Back to the heater. There could be no cessation of water until I had washed the dishes (by hand) and done a load of laundry (on cold), so he had a short and fortuitous reprieve. Fortuitous because when the water was off and the tank drained, he had the pleasure of discovering approximately all the sand in the world (or maybe it was just 18-24 inches) in the bottom of our water heater. The numbers and charts at the San Antonio Water System Water Quality site are just a fancy way of saying our drinking water flows over limestone before it arrives at our house and we really should invest in a water softener. Using highly sophisticated methodology involving a spare swing set part and a grainy youtube video shot at a ninety degree angle with a phone camera, Rob was able to get most of that sediment out of the water heater and into our cute lime green cooler. Four hours later.

We are very thankful for his hard work and shall not point out that I keep an ugly old bucket in the garage exactly for situations such as this. Or maybe we just did.

Clean tank. Brand new heating elements. Water on. Tanked filled. Water hot.

No. Water cold.

Monday, wide awake after my bracing and rejuvenating shower, I frantically googled and called home with every suggestion I could locate. To no avail, Rob unplugged and replugged, reset breakers and pushed buttons on the thermostat. We were discussing our options when a co-worker overheard and very graciously emailed me her plumber’s name and phone number. I called, he was busy. I called four hours later, still busy. He called two hours later for directions, and at 8:30pm either salvation or a very large plumbing bill rang our doorbell.

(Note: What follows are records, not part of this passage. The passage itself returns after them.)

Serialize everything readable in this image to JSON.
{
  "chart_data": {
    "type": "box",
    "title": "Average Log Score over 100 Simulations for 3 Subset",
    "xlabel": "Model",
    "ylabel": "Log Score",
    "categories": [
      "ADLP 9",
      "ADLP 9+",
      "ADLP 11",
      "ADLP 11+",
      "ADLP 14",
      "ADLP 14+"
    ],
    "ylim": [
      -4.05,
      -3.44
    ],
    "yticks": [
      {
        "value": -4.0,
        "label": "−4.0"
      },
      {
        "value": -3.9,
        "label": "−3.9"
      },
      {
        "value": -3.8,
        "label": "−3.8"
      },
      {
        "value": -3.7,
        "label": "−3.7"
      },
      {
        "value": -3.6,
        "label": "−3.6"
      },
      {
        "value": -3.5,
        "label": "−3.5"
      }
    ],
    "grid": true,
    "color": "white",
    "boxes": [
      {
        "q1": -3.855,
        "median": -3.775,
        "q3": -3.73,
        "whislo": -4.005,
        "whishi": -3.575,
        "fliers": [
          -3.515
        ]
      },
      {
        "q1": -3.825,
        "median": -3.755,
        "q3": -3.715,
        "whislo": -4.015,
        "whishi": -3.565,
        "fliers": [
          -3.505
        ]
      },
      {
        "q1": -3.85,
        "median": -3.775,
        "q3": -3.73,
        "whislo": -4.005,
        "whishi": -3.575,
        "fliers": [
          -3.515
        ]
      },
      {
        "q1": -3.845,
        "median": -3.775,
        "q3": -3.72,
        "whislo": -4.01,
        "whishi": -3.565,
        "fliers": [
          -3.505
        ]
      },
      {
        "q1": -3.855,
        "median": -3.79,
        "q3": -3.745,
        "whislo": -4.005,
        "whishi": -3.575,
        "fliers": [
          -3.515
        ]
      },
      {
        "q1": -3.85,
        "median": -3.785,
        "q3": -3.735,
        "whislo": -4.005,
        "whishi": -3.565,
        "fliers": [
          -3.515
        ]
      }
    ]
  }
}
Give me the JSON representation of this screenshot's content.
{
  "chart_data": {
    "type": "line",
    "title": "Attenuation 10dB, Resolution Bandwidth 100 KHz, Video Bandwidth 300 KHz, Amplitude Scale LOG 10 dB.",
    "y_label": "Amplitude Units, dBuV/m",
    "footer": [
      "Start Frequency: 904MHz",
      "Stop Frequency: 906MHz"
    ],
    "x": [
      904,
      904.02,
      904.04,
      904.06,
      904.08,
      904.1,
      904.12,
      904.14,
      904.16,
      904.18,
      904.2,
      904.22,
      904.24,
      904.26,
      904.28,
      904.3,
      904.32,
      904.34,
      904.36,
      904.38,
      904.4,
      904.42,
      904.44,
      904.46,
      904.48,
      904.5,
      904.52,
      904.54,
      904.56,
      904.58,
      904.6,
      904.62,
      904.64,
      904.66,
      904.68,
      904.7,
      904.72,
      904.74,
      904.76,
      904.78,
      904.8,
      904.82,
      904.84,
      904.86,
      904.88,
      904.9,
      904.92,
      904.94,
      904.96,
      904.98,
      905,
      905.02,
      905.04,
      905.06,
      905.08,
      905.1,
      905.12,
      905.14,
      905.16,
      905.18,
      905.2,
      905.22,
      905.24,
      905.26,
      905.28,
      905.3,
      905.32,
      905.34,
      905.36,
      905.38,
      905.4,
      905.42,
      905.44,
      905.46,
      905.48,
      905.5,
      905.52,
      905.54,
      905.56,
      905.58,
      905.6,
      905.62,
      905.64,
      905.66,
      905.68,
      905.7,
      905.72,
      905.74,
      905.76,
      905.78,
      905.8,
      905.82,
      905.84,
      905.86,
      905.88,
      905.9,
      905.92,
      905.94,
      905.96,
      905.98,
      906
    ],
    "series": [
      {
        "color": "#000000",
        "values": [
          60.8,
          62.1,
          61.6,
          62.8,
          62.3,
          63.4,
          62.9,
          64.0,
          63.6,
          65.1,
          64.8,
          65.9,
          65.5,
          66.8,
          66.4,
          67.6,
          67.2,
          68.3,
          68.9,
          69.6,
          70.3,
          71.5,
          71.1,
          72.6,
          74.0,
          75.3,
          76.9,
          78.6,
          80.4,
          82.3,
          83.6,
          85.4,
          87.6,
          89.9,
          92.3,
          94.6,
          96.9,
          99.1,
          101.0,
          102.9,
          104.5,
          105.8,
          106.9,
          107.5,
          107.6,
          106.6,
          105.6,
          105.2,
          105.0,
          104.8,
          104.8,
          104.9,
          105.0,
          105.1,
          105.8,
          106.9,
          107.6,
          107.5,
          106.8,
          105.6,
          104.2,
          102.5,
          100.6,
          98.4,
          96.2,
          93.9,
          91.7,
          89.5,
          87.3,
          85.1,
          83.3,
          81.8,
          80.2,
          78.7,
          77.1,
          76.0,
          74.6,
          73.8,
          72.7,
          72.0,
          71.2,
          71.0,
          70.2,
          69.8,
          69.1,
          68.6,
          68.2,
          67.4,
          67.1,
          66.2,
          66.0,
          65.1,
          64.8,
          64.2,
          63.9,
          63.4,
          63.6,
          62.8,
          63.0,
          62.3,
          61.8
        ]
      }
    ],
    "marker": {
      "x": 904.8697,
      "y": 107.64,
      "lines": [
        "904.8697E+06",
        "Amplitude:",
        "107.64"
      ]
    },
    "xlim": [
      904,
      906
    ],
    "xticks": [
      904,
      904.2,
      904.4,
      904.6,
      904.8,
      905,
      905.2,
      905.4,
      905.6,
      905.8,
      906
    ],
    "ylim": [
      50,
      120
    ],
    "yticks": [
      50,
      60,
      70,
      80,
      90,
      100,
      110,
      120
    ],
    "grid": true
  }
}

It was the former – for $65 he took Rob into the backyard and showed him where to find the breaker for the water heater and other major appliances. I’m sure I was grinning like an idiot as I wrote the check, and I think Rob’s heart grew two sizes when a real live plumber told him he couldn’t have done a better job himself.

Happy wife, proud husband, clean children, functional appliance. A Monday night can’t get much better than that.